Delhi Police’s investigations into the improvised explosive device (IED) recovered from the Ghazipur flower market on Friday have revealed that it was part of a 24-bomb consignment sent from across the border either through land or via a sea route by the Pakistani 'deep state' to local terrorists. Other devices, recently recovered in Jammu and Kashmir, and Punjab are believed to be part of the same consignment and it is also believed that some devices may have been smuggled into Gujarat and Uttar Pradesh, the Hindustan Times said.

According to top Delhi Police investigators, the Ghazipur device, discovered last week in a crowded wholesale market in East Delhi, was a tiffin bomb with three kilograms of RDX as the core charge and ammonium nitrate as a secondary charge. The device was packed in a steel tiffin with nails and ball bearings and could be detonated remotely.

These IEDs were smuggled from across the border to existing sleeper modules in India as well as to some criminal gangs. A terror module busted by Delhi Police in September 2021 with arrests in Mumbai, Lucknow, Allahabad, and Delhi itself has been linked with this IED recovery.
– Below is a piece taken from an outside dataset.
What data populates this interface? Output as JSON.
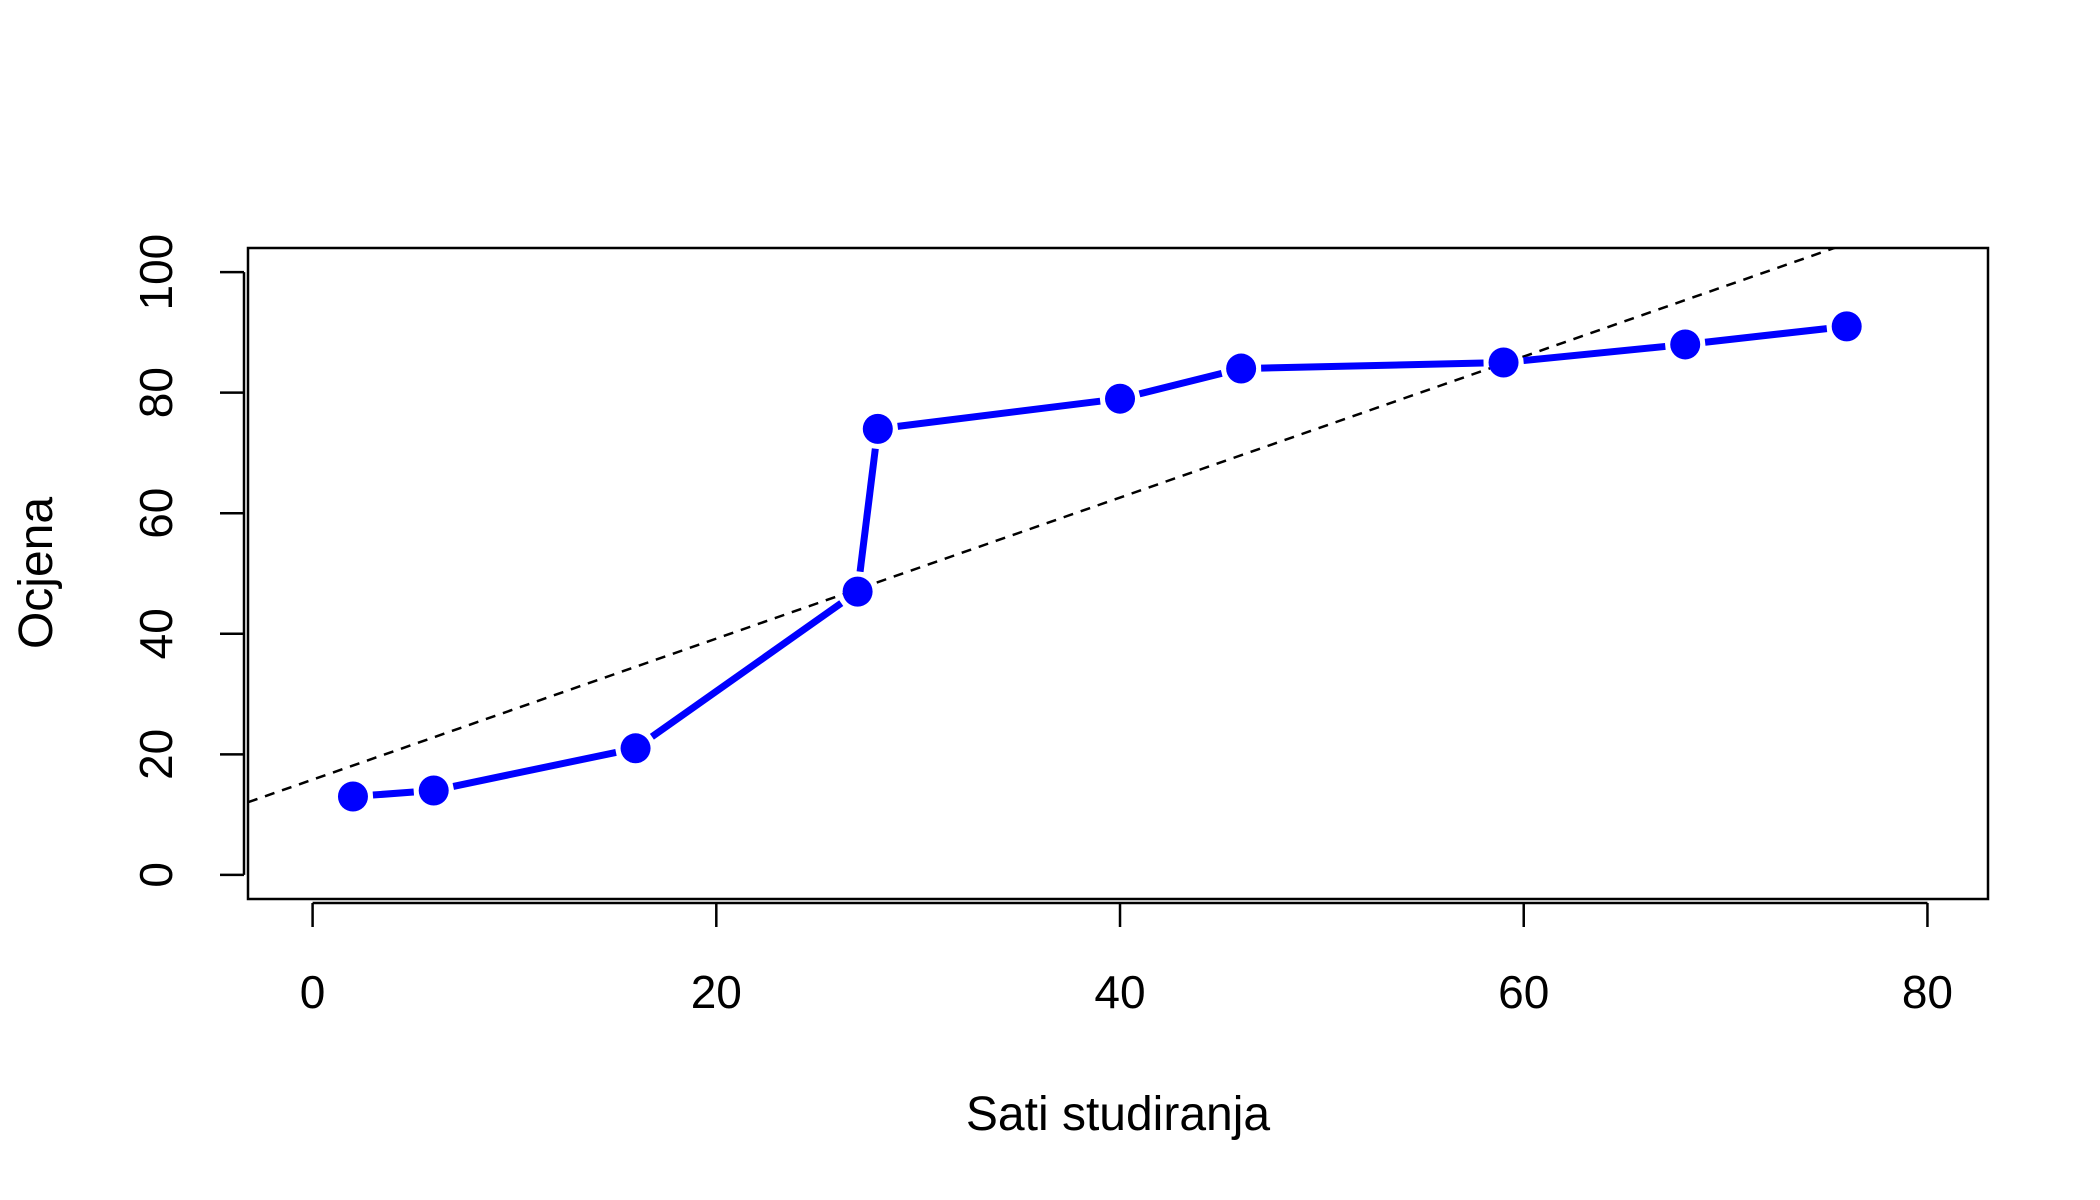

While the Delhi Police and security agencies are trying to recover other IEDs from the consignment, a number of these IEDs have also made their way into Gujarat through the sea route and in Uttar Pradesh through the land route. “It appears that radicalized elements in India are being tasked from across the borders to plant devices at pre-fixed targets or use local criminal elements to do the job; a nationwide alert has been issued so that a terror strike is averted,” Hindustan Times quoted a senior security official who asked not to be named.

In the first decade of this millennium, Pakistani 'deep state' initiated what later came to be known as the "Karachi Project" where young men in India were radicalized by Pakistan trained religious fundamentalists to make and detonate ammonium nitrate bombs in India to show that the country was under threat from home grown terrorism and not cross-border terrorism. By 2010, more than 500 civilians in India had died on account of bomb attacks in Maharashtra, Delhi, Punjab, UP and Bihar, the paper said.